Капусту? – не поверил кабатчик.
Ага, я по хозяйству помогал ей. – Серьгагуля покраснел. Поднялся и резко поменял интонацию. – Ты вот что, баба… Зубы спрячь и слухай. Скоро сюда приедет человек. И чего бы ты ни видела, чего бы ни услыхала – молчи, не разевай хлебальник. А Сова… То исть, муж твой, Савва… как тебя? Дурнилыч? В общем, будем мы сегодня в боярских платьях. И ты не удивляйся, подавай на стол.
А мне-то што? Вы хоть царями нарядитесь. Только морды-то у вас все одно разбойные – не спрячешь.
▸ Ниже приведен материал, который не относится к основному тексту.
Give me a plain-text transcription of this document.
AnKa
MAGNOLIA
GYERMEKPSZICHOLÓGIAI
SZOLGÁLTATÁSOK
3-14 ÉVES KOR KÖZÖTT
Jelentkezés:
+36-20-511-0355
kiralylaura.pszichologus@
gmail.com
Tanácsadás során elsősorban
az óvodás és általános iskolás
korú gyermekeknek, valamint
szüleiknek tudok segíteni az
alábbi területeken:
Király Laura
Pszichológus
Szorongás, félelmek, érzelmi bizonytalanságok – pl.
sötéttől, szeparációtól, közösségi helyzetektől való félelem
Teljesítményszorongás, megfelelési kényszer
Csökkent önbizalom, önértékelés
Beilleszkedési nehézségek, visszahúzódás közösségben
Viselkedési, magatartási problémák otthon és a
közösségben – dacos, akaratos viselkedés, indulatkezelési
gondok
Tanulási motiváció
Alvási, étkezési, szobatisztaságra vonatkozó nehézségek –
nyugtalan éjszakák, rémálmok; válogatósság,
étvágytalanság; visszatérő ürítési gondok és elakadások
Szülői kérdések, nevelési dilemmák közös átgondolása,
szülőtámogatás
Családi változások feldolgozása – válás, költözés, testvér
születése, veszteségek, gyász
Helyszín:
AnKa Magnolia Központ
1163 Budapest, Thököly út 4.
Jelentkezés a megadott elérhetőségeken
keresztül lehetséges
Ты на свою посмотри, – посоветовал Чернолис.
А Кабатчик пригрозил ей:
Только попробуй вякни! Я тебя возьму на абордаж, собаку! Посажу на якорную цепь за кабаком, будешь там гафгафкать. Боярыня, твою-то маковку…
Да провалитесь вы пропадом! – Она хотела сдёрнуть перстень – зашвырнуть в бездонный омут чёрных бессовестных глаз Чернолиса, который ожил и опять погано заухмылялся.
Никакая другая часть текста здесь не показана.